Day 2 of GDC continued the Summits & Tutorials tradition of being more cool stuff that’s not immediately valuable to an aspiring game artist. This session was all about Game Writing and Narrative Design, hosted by the lead writer on Marvel Ultimate Alliance 2. The session was navigated via a 234-page powerpoint that I’m still going back over, so I’m mostly transcribing and contextualizing the notes that I took to augment that presentation.
Much of the session was reiterating basic story structure with things like 3-Act Storytelling and the Hero’s Journey, and then relating that back to games. After all, the vast majority of good writing is founded in generalized rules with only a little bit of it being genre- or medium-specific.
The most important takeaways were that “story is conflict,” and, in games “Story is Gameplay’s bitch.”
It’s important to keep in mind how much story your game actually needs. A puzzle game needs little or no story, but an RPG needs a lot of story, with other genres falling in between those two extremes and the MGS series being out somewhere beyond RPGs…
Some important rules and tools:
The classic rule of “Show, don’t tell” becomes “Do, don’t show” in games. Whenever possible, avoid showing the player something cool when you could have them do it themselves.
Generally, the viewer needs less exposition than you want to give them. Game audiences aren’t stupid, and they can figure things out for themselves. Giving them too much exposition just gums up the works, or, as we came to call it during the session “chokes the baby.”
It’s perfectly acceptable (in fact a very good idea) to slowly dole out exposition on a purely need-to-know basis.
Chekhov’s Gun, which I hope you know as the rule that “If you place a gun on the stage in Act 1, it must be fired by Act 3,” should be innocuous. A Chekhov’s Gun should not telegraph its future significance so that it can still be a surprise when it’s fired. By the time it’s used, the audience should half-forget that it was there in the first place. It should be showed off early, when tension is low, because if you have to establish how it works when you actually need it, it will feel like a Deus ex Machina.
Abilities in cutscenes should never contradict abilities in-game. I should be able to do all the cool stuff I see in a cutscene, and I should never be screaming at the TV for my character to use the cool ability I’ve been using at a time when it would be pertinent to do so in a cutscene.
Cutscenes are a good opportunity for a lot of subtle foreshadowing. The experiment we did was to watch the opening cutscene of Bioshock, from the plane crash to Jack leaving the Bathysphere, and, for those of us who knew the game, to keep track of every instance of foreshadowing in those first couple minutes. Hint: There was a lot! Many of the key mechanics were hinted at (such as the Plasmid ads). There were plenty of story foreshadowing moments, like Atlas asking if you would kindly grab the radio. The one that blew my mind the most though was realizing that Andrew Ryan’s infamous line about the scientist “not being constrained by petty morality”, the artist “not fearing the censor” and the “great not being constrained by the weak” was foreshadowing the three major bosses in the game.
Believability is the product of consistent, fully realized worlds, characters, and events.

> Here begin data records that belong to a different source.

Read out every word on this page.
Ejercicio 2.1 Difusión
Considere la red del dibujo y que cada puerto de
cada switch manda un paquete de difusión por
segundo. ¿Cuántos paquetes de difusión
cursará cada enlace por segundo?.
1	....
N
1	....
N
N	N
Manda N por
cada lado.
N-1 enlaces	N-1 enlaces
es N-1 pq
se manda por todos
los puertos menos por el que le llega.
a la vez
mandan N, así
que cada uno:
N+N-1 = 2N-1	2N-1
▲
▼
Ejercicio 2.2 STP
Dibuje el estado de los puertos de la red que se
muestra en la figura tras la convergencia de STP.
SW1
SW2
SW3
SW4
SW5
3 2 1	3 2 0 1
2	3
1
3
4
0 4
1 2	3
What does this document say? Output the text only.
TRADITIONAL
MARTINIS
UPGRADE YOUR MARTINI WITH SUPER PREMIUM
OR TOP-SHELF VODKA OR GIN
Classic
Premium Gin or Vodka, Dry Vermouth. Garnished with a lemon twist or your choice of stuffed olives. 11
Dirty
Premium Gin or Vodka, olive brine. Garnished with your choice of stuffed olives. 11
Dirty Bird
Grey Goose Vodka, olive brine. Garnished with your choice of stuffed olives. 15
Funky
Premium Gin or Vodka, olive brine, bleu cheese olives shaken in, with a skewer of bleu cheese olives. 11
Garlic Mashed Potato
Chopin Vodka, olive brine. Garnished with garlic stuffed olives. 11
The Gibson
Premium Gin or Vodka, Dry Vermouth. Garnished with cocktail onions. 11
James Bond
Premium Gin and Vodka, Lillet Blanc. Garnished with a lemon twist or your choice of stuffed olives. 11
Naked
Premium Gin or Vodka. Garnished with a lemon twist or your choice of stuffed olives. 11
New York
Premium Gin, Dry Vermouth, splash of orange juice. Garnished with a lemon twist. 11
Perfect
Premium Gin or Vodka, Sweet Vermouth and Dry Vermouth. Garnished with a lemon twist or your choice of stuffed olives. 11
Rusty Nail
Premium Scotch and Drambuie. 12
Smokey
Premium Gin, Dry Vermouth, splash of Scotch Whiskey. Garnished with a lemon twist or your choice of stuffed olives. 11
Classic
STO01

Avoid coincidences whenever possible, although, sometimes they will be unavoidable. Hopefully the unavoidable ones are small and easily dismissed, like the R5 unit blowing up in A New Hope so that Luke can find R2’s message (though I still cling to the notion that that droid happened to have lots of midichlorians in the oil between his grears). Too big of a coincidence, and you’ve got a deus ex machina on your hands.
“You don’t want the audience to feel the writer’s hand, firstly, because it’s disgusting…”
Bigger is not always better. Any conflict can feel huge if it means a lot to a sympathetic character.
Villains are important, also tricky. They’re the source of the main conflict. A good villain is more than a match for the hero, and we need to see them as a viable threat. The hero needs to overcome the villain’s henchmen before he can even get to the villain. Most importantly, the villain considers himself a hero, not a villain. He needs clear, believable motivation beyond simply “he’s evil” or “he’s crazy.” A good exercise is to try summarizing the story from the villain’s point of view. Without changing the overall plot, convince yourself that the villain believes he’s heroic. It’ll make a stronger characterization.
Story is conflict. Characters change over the course of the story, and they will often change physically to reflect changes in their personality/philosophy. For example, Saavik lets her hair down at the end of Wrath of Khan.
Humor extends the length of a story because humor demands specificity. You can’t just say “car,” you need to specify “Oldsmobile,” or the joke won’t connect.
Editing is the time when you make your story lean. Do this by referencing scripts to see how the pros handle tight dialogue-writing, especially scripts for movie adaptations of novels. Those have to be cut way down while still maintaining the meaning.
Lastly, the only real way to become a Narrative Designer (aka, the guy who corrals the writer[s], largely dictates the direction of the story, and advocates for the story to the producers, artists, programmers, and other designers) is to get hired as a Game or Level Designer, know a thing or two about writing (having written in the past is apparently a good way to do this), and then volunteer when your fellow designers are shying away from story duties.